76Mr Morahan reminded me of Mr Bluth's evidence that the defendant should have said, after enquiries, "we're sorry but this guarantee really will not protect you very much at all, do you want to go ahead?" He submitted he should have put that in writing to her. He pointed out that Ms Johnson had never said the verbal promise was worthless. He submitted that had a written advice been given saying "don't do this", she would have taken the advice and not have proceeded. However I do not accept that submission. I am quite satisfied that no failure on the part of the defendant to give her advice of that nature or any other nature concerning guarantees made any difference or would have made any difference to her decision.
77Mr Morahan invited me to draw a Jones v Dunkel (1959) 101 CLR 298 inference against the defendant for not giving evidence to say there had been a system of safeguards in place: to ensure adequate supervision of Ms Johnson to give her adequate support in dealing with tricky legal questions. In particular, he put to me she knew there had been discussion of a guarantee, yet she, and thereafter the defendant, left the clause concerning a guarantee to be drafted by the vendor's solicitors: Ms Johnson had done nothing about obtaining a different and more effective form of guarantee. However I do not see how calling the defendant would have made any difference or what he could have added. As I have found, I do not consider the form in which the guarantee ultimately took had any influence on the outcome.
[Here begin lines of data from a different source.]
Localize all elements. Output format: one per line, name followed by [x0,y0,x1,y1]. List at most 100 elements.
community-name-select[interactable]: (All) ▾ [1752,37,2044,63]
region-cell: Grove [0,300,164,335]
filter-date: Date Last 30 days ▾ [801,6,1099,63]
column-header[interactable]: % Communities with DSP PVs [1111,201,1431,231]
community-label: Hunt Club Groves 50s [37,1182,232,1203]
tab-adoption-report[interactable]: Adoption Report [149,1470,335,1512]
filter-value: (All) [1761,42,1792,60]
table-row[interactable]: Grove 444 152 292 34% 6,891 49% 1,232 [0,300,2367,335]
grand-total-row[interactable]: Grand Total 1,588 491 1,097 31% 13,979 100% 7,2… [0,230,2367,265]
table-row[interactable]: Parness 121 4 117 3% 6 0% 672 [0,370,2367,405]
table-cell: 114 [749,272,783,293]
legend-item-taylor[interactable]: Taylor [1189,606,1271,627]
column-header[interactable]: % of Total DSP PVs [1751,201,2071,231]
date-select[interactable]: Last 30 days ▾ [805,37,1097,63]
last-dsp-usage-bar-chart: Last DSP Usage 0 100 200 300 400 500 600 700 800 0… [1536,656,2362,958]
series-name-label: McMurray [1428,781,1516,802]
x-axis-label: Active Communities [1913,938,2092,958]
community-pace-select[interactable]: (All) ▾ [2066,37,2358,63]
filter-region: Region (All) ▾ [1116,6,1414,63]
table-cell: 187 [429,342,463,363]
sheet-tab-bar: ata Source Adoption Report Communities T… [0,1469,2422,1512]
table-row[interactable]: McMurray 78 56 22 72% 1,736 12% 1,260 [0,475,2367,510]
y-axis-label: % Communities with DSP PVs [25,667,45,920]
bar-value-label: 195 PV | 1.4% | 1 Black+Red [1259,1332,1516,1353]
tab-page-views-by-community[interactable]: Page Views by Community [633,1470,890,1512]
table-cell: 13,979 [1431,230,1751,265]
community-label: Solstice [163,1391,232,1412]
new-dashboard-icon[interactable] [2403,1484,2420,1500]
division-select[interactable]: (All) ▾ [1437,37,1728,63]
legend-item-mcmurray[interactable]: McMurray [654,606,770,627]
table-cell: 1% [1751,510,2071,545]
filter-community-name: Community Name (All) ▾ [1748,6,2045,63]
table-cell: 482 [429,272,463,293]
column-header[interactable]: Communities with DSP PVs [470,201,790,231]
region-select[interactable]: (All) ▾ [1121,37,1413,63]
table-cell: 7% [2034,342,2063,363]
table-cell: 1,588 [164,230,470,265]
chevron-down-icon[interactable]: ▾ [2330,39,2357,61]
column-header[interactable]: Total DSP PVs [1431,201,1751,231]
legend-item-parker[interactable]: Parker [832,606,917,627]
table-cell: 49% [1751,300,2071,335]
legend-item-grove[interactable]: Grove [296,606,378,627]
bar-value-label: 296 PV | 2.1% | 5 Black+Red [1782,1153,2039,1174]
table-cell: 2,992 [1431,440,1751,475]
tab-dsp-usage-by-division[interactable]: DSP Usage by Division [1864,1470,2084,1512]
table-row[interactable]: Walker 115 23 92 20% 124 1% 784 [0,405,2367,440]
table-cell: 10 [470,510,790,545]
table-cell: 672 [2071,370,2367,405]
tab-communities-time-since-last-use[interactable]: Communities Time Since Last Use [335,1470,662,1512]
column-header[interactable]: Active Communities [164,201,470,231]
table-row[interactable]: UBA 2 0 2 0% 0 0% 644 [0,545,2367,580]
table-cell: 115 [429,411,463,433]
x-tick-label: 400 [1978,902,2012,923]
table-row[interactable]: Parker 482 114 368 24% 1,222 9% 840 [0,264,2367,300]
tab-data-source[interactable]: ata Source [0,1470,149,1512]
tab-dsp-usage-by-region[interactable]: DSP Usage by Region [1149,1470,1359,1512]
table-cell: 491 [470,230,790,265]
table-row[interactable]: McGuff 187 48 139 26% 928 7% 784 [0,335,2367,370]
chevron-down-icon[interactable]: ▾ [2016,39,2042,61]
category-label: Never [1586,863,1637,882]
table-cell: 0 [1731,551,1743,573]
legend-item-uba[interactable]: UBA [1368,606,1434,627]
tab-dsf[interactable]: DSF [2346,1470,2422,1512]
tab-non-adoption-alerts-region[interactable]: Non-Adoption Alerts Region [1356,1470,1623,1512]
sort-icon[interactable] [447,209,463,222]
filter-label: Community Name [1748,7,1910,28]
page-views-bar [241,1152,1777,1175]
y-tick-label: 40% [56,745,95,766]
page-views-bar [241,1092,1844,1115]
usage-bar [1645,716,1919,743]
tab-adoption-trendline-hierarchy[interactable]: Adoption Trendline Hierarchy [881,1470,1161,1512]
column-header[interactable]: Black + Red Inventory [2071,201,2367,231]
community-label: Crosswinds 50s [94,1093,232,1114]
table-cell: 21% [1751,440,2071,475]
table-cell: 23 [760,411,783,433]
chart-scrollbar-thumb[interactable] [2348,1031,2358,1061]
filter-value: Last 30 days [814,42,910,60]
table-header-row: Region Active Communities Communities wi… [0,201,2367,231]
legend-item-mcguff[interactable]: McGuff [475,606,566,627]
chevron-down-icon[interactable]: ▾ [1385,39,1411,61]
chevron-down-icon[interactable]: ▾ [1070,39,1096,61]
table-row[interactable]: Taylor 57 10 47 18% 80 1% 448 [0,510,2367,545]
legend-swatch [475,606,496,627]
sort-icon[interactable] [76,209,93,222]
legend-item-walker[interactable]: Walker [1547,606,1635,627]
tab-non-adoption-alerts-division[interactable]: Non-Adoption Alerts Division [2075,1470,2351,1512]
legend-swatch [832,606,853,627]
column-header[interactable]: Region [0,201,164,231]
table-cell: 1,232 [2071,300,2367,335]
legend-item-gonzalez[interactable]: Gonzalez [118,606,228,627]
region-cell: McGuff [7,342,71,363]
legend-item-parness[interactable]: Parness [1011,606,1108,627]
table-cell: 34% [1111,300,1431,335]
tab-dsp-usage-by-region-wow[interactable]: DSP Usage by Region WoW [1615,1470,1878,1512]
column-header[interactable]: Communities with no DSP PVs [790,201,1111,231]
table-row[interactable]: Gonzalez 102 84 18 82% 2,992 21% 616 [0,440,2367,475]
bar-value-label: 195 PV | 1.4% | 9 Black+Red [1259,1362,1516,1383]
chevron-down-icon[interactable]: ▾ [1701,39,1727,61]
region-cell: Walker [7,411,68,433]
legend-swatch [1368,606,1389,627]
78Further, at T258 (D2) I put to Mr Morahan:
"Well do you say that the defendant was negligent then not to have obtained a properly executed guarantee?"
And he said:
"Well it probably doesn't go that far because in the event a properly executed guarantee may not have helped either."
79Mr Morahan's response is, I consider, consistent with the evidence which shows strongly that MTK and its directors were in grave financial trouble at the time of exchange.